Ncorbuk Py Ransomware

Python-Ransomware, Eduware

(шифровальщик-вымогатель, обучатель) (первоисточник)
Translation into English

Этот крипто-вымогатель шифрует данные пользователей с помощью AES+RSA, а затем требует выкуп в # BTC, чтобы вернуть файлы. Оригинальное название в исходниках: Python-Ransomware. На файле написано: Document.exe. Написан на языке программирования Python.
---
Обнаружения:
DrWeb -> Python.Encoder.39
ALYac -> Trojan.Ransom.Filecoder
Avira (no cloud) -> TR/Ransom.jwcpb
BitDefender -> Gen:Variant.Bulz.566574
ESET-NOD32 -> Python/Filecoder.DP
Kaspersky -> Trojan-Ransom.Win64.Agent.dmc
Malwarebytes -> Ransom.FileCryptor
Microsoft -> Trojan:Win32/Sabsik.FL.B!ml
Symantec -> Ransom.Wannacry
TrendMicro -> TROJ_FRS.VSNTH221
---

© Генеалогия: другие Python-вымогатели >> Cyrat Python > GetYourFilesBack (Python-Ransomware) 

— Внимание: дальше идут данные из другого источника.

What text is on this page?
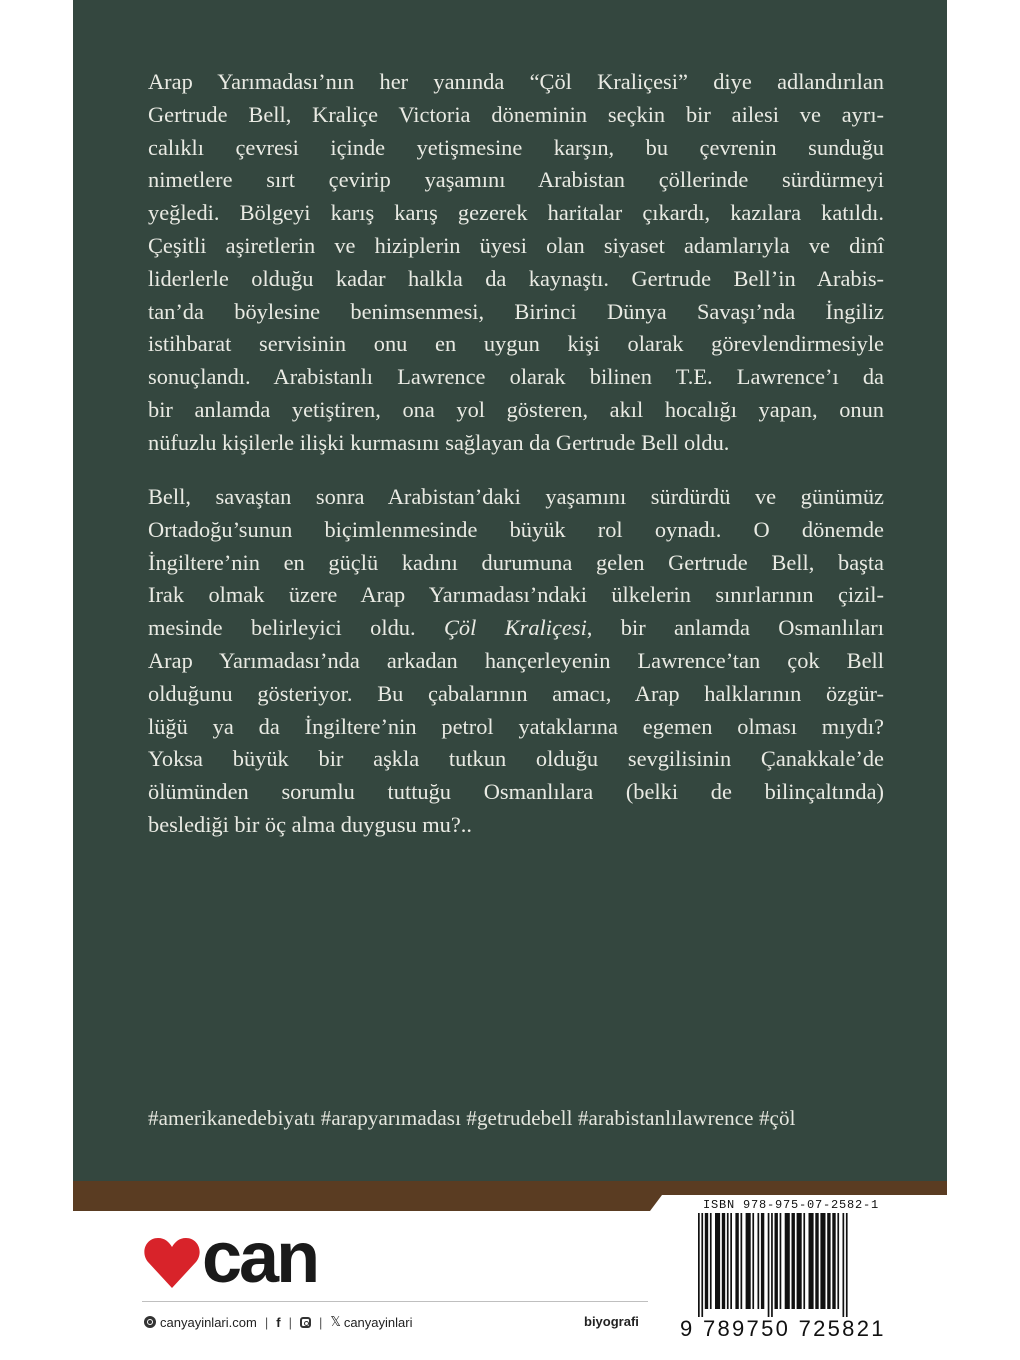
Arap Yarımadası’nın her yanında “Çöl Kraliçesi” diye adlandırılan
Gertrude Bell, Kraliçe Victoria döneminin seçkin bir ailesi ve ayrı-
calıklı çevresi içinde yetişmesine karşın, bu çevrenin sunduğu
nimetlere sırt çevirip yaşamını Arabistan çöllerinde sürdürmeyi
yeğledi. Bölgeyi karış karış gezerek haritalar çıkardı, kazılara katıldı.
Çeşitli aşiretlerin ve hiziplerin üyesi olan siyaset adamlarıyla ve dinî
liderlerle olduğu kadar halkla da kaynaştı. Gertrude Bell’in Arabis-
tan’da böylesine benimsenmesi, Birinci Dünya Savaşı’nda İngiliz
istihbarat servisinin onu en uygun kişi olarak görevlendirmesiyle
sonuçlandı. Arabistanlı Lawrence olarak bilinen T.E. Lawrence’ı da
bir anlamda yetiştiren, ona yol gösteren, akıl hocalığı yapan, onun
nüfuzlu kişilerle ilişki kurmasını sağlayan da Gertrude Bell oldu.
Bell, savaştan sonra Arabistan’daki yaşamını sürdürdü ve günümüz
Ortadoğu’sunun biçimlenmesinde büyük rol oynadı. O dönemde
İngiltere’nin en güçlü kadını durumuna gelen Gertrude Bell, başta
Irak olmak üzere Arap Yarımadası’ndaki ülkelerin sınırlarının çizil-
mesinde belirleyici oldu. Çöl Kraliçesi, bir anlamda Osmanlıları
Arap Yarımadası’nda arkadan hançerleyenin Lawrence’tan çok Bell
olduğunu gösteriyor. Bu çabalarının amacı, Arap halklarının özgür-
lüğü ya da İngiltere’nin petrol yataklarına egemen olması mıydı?
Yoksa büyük bir aşkla tutkun olduğu sevgilisinin Çanakkale’de
ölümünden sorumlu tuttuğu Osmanlılara (belki de bilinçaltında)
beslediği bir öç alma duygusu mu?..
#amerikanedebiyatı #arapyarımadası #getrudebell #arabistanlılawrence #çöl
can
canyayinlari.com | f | | 𝕏 canyayinlari	biyografi
ISBN 978-975-07-2582-1
9 789750 725821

Сайт "ID Ransomware" это пока не идентифицирует. 

Информация для идентификации

Образец этого крипто-вымогателя был найден в начале августа 2021 г. Ориентирован на англоязычных пользователей, может распространяться по всему миру. Не было получено доказательства активного распространения.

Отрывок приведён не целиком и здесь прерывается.